Senior Data Scientist
Data Science
Tel Aviv-Yafo, Israel
Honeycomb Insurance
At Honeycomb, we're not just building technology; we’re reshaping the future of insurance.
In 2025, Honeycomb was recognized by Dun & Bradstreet as “Top 10 Best Start Up Companies to Work For” in Israel, named by LinkedIn as “Top 10 Startups in Chicago”, and Newsweek’s "Greatest Startup Workplaces in America, 2025". Through the first half of 2026 we’ve been recognized on Inc. Magazine’s "Best Workplaces" List and Forbes "Fintech 50".
How did we earn these honors?
Honeycomb is a rapidly growing global startup, generously backed by top-tier investors and powered by an exceptional team of thinkers, builders, and problem-solvers. Dual-headquartered in Chicago and Tel Aviv (R&D center), and with 6 offices across the U.S., we are reinventing the commercial real estate insurance industry, an industry long overdue for disruption. Just as importantly, we ensure every employee feels deeply connected to our mission and one another.
With over $100B in insured assets, Honeycomb operates across 23 states, covering more than 65% of the U.S. population and increasing its coverage.
If you’re looking for a place where innovation is celebrated, culture actually means something, and smart people challenge you to be better every day - Honeycomb might be exactly what you’ve been looking for.
- About The Role
We are looking for a Senior Data Scientist to join Honeycomb's AI team, the team behind underwriting decisions, quote-time risk scoring, and portfolio analytics.
In this role, you will own entire research directions: framing the problem, deciding what's worth measuring, designing the approach from first principles, and turning
the result into production signal.

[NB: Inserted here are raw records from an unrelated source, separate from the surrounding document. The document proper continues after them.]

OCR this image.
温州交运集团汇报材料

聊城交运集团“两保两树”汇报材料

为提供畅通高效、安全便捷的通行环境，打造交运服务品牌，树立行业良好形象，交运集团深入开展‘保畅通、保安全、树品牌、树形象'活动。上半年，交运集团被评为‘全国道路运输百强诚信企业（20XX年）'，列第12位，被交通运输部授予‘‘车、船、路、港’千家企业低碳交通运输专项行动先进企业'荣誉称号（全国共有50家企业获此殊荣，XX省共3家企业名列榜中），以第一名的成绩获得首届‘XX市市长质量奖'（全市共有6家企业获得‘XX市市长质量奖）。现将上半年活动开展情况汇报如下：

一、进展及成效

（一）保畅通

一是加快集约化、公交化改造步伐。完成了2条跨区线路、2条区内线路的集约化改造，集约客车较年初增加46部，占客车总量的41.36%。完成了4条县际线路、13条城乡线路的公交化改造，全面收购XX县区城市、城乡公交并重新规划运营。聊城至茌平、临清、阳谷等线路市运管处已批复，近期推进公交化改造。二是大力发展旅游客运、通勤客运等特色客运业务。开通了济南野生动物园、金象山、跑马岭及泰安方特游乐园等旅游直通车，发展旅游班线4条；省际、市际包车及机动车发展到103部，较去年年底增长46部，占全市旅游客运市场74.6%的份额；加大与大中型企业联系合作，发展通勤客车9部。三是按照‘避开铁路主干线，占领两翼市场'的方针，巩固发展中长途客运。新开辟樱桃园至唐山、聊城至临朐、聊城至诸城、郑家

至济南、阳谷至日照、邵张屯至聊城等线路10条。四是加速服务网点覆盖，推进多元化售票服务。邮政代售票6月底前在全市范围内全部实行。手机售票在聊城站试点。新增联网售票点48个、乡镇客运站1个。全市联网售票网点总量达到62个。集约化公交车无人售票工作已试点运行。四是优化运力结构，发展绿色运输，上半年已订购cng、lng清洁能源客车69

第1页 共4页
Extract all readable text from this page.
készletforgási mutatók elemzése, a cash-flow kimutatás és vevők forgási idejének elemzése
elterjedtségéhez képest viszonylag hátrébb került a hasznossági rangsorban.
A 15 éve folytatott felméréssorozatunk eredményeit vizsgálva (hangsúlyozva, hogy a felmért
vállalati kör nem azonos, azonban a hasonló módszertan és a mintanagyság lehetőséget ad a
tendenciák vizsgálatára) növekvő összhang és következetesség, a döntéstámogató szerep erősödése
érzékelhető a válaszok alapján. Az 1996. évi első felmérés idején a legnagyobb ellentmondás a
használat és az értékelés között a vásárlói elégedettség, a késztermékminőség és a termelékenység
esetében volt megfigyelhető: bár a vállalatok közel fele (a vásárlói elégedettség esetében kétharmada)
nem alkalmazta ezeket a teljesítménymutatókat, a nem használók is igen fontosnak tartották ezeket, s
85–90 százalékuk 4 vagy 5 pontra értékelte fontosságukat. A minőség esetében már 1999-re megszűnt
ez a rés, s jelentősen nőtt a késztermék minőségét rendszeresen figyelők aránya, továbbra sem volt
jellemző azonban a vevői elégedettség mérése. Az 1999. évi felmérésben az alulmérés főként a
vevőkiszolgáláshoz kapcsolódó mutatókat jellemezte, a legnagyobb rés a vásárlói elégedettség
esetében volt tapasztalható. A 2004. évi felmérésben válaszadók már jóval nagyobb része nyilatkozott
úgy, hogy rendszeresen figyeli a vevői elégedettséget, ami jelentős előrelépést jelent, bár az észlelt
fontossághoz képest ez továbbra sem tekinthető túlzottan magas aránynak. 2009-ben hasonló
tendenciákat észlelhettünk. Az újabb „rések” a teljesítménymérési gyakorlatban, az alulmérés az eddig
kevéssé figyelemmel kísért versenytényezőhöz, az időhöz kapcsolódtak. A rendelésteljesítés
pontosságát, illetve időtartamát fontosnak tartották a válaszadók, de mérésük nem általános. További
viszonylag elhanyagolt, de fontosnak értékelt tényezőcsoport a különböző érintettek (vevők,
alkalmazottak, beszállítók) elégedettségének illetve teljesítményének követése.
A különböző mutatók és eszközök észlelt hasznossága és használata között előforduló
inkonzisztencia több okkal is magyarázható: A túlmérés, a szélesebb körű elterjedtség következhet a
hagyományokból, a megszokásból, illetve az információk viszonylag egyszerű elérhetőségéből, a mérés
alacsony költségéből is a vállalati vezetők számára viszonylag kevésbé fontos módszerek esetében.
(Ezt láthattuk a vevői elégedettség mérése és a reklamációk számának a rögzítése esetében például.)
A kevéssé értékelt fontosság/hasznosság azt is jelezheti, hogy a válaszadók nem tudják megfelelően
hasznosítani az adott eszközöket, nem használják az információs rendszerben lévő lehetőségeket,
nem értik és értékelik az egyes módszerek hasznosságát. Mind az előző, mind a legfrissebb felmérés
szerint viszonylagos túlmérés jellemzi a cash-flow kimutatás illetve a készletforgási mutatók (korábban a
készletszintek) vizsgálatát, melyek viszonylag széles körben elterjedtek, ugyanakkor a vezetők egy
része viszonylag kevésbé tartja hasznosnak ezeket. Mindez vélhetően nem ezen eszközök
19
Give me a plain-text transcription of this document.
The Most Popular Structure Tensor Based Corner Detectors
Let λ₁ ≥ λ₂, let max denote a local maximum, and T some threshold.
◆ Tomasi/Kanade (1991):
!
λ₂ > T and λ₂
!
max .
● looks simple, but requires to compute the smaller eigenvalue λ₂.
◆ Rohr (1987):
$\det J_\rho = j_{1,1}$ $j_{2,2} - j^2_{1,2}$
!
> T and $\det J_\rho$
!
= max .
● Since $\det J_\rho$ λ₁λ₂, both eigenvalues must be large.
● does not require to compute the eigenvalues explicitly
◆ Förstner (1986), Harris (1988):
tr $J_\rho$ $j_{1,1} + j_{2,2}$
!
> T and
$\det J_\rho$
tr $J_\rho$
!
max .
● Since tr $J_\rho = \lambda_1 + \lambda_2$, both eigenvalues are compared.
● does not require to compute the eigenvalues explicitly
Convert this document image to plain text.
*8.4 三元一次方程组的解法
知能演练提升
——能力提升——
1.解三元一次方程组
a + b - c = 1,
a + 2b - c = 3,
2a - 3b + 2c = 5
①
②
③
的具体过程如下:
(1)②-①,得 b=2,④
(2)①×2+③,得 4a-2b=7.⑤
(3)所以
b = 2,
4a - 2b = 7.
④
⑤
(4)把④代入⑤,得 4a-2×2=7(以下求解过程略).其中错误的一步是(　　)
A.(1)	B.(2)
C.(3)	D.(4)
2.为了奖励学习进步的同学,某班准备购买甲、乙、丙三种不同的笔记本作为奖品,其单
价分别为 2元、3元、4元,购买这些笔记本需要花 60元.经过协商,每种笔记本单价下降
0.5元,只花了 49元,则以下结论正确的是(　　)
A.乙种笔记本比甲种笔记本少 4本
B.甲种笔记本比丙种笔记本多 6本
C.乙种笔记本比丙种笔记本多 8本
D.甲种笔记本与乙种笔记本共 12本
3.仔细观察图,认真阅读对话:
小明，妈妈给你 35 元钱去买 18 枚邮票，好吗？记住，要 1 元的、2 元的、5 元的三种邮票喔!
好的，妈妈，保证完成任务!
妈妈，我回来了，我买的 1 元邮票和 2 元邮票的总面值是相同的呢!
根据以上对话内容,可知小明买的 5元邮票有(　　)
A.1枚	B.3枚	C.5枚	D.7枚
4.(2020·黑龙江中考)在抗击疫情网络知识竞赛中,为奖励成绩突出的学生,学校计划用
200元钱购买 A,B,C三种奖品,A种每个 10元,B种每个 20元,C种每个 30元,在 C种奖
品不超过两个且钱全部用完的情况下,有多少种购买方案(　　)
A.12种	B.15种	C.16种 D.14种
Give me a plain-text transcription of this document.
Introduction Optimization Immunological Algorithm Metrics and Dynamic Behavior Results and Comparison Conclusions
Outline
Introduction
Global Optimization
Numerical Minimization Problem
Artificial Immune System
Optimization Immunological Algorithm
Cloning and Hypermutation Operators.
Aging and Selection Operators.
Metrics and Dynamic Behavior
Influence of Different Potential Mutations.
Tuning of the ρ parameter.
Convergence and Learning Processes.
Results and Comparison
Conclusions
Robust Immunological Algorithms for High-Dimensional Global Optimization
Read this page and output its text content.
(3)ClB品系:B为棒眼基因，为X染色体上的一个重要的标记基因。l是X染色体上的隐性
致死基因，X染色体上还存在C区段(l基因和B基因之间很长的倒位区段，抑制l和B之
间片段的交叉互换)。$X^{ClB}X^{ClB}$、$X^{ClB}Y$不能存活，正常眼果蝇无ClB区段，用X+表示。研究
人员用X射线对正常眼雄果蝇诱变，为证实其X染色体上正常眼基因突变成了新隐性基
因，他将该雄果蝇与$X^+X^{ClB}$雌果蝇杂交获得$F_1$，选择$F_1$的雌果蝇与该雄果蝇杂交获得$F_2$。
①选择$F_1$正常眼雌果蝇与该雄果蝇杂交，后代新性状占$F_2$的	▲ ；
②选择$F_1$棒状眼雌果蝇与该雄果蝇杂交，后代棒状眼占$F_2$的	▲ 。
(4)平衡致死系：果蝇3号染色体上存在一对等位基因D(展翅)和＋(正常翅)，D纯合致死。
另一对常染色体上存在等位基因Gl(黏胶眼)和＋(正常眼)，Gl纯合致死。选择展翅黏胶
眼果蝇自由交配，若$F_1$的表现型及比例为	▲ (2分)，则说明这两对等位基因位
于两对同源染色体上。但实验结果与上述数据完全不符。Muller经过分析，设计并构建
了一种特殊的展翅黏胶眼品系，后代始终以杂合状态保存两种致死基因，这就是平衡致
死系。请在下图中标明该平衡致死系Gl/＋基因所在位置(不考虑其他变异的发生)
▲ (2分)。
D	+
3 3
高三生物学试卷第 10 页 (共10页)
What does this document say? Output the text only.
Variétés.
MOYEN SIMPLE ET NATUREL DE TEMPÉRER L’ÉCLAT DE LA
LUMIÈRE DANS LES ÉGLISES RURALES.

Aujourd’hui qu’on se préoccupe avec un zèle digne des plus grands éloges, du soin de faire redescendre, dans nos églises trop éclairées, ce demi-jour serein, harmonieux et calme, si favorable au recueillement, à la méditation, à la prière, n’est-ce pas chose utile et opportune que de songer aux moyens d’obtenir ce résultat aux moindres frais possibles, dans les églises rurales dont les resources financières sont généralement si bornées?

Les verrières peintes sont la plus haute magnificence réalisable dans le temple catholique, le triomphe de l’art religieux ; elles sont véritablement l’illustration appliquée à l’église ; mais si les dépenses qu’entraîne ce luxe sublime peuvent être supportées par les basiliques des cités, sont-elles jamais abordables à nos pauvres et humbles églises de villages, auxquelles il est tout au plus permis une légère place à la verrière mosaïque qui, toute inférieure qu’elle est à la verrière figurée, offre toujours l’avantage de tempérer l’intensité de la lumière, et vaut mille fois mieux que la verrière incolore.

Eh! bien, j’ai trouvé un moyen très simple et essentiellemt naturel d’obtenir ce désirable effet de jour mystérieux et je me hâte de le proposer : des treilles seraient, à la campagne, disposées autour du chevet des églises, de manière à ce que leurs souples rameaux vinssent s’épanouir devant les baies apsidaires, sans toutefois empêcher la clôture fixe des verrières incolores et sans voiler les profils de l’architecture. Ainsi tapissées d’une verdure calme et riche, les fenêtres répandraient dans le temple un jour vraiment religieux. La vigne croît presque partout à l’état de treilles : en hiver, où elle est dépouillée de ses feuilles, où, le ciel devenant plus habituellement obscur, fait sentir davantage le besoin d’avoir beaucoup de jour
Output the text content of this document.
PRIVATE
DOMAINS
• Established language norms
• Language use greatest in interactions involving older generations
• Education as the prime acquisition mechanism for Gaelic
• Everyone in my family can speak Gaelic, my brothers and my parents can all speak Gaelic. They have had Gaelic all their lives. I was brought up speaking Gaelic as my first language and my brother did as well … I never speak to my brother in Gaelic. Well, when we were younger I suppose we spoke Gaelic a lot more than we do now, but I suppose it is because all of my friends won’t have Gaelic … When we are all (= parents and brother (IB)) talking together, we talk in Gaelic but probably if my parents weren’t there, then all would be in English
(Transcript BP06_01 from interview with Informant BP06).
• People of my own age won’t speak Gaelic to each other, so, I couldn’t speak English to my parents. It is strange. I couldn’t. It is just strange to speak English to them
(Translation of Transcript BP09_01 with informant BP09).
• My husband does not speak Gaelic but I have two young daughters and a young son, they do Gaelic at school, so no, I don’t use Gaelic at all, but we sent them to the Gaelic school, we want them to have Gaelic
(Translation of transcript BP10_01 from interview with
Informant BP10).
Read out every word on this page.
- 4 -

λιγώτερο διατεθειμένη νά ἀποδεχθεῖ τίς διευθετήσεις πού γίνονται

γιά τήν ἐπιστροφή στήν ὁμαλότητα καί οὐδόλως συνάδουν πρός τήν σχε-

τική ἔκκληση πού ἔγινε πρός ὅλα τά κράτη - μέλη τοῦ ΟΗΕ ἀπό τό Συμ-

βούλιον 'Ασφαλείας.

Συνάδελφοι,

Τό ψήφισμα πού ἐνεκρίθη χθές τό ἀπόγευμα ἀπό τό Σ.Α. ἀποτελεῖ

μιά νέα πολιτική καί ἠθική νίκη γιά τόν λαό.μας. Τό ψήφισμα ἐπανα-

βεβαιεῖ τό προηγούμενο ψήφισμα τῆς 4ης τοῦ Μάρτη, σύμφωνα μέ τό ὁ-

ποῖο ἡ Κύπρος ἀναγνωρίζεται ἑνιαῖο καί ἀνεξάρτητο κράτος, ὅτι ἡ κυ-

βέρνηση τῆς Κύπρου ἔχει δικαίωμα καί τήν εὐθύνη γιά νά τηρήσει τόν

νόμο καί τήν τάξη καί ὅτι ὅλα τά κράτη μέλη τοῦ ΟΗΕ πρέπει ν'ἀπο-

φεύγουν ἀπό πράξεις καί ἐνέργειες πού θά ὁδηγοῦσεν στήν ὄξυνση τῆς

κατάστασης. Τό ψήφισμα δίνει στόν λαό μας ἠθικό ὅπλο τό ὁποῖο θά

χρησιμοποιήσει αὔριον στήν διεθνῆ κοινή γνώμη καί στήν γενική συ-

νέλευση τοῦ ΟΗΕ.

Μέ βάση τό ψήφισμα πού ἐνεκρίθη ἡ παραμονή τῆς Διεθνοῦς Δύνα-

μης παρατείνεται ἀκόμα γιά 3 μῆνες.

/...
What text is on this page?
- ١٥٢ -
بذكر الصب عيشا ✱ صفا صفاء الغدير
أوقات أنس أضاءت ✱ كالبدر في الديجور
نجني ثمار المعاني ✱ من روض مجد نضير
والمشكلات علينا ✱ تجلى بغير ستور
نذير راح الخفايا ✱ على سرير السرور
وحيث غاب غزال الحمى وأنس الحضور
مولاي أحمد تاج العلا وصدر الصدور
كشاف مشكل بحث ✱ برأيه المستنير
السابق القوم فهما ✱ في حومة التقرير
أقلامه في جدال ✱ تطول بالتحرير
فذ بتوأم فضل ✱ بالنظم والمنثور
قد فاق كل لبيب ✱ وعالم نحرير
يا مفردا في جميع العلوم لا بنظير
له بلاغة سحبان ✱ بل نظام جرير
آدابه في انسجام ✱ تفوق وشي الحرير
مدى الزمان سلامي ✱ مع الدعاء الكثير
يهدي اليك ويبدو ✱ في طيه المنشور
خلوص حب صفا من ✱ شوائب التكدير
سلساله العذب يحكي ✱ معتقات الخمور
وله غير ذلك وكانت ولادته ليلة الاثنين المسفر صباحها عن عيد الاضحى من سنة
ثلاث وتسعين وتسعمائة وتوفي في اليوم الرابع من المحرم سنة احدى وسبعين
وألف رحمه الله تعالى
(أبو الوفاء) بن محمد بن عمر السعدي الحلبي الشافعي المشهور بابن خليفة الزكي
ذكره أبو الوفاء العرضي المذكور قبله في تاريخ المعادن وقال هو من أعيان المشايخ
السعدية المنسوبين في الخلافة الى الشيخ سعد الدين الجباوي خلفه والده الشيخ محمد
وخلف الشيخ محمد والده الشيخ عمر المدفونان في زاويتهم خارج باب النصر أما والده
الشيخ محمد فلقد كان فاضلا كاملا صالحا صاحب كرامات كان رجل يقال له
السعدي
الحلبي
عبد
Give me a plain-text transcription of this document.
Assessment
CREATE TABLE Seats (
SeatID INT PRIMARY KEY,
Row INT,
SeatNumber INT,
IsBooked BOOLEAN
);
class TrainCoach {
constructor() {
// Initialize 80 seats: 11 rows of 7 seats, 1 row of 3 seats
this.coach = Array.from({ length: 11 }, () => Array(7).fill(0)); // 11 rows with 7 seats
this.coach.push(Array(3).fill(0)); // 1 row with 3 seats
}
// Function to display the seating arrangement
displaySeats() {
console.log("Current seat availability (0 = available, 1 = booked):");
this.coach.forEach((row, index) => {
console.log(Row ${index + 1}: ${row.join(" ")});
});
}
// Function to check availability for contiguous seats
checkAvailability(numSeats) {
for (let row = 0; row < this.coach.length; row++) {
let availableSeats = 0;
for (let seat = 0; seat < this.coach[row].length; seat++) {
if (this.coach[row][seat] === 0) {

The work is production-oriented applied research on hard, real-world datasets where standard recipes don't apply and the right method
often has to be invented for the problem.
What You'll Do
- Own open-ended research directions end-to-end - from a vague business question to a deployed, validated signal.
- Work across the team's core research areas — risk modeling, environmental and catastrophe modeling, and behavioral modeling - translating complex real-world processes
into reliable predictive signal.
- Deeply investigate existing production models - understand what they actually learn, where they break, and where the headroom is; identify and ship optimizations
grounded in that understanding.
- Design approaches from first principles when off-the-shelf methods don't fit the data.
- Build rigorous evaluations and own the result in production, not just the notebook.
- Document research clearly so findings are reproducible, auditable, and compound over time.
Requirements
- MSc. or PhD in Statistics, Applied Math, Physics, or a closely related quantitative field.
- Real research experience - a track record of driving original investigations end-to-end (academic research, a research-heavy PhD, industry R&D, or equivalent), not
only applied ML delivery.
- Strong mathematical or statistical problem-solving instincts - able to model a messy real-world system from scratch, not just apply a library.
- Production deployment experience: monitoring, CI/CD, data validation, reproducibility.
- Ability to independently initiate, plan, and drive entire research directions.
- Team player, positive, driven, independent, fast learner.
Advantages
- Depth in classical statistics, causal inference, or applied probability.
- Deep learning experience.
- Clean coding and repository-maintenance habits.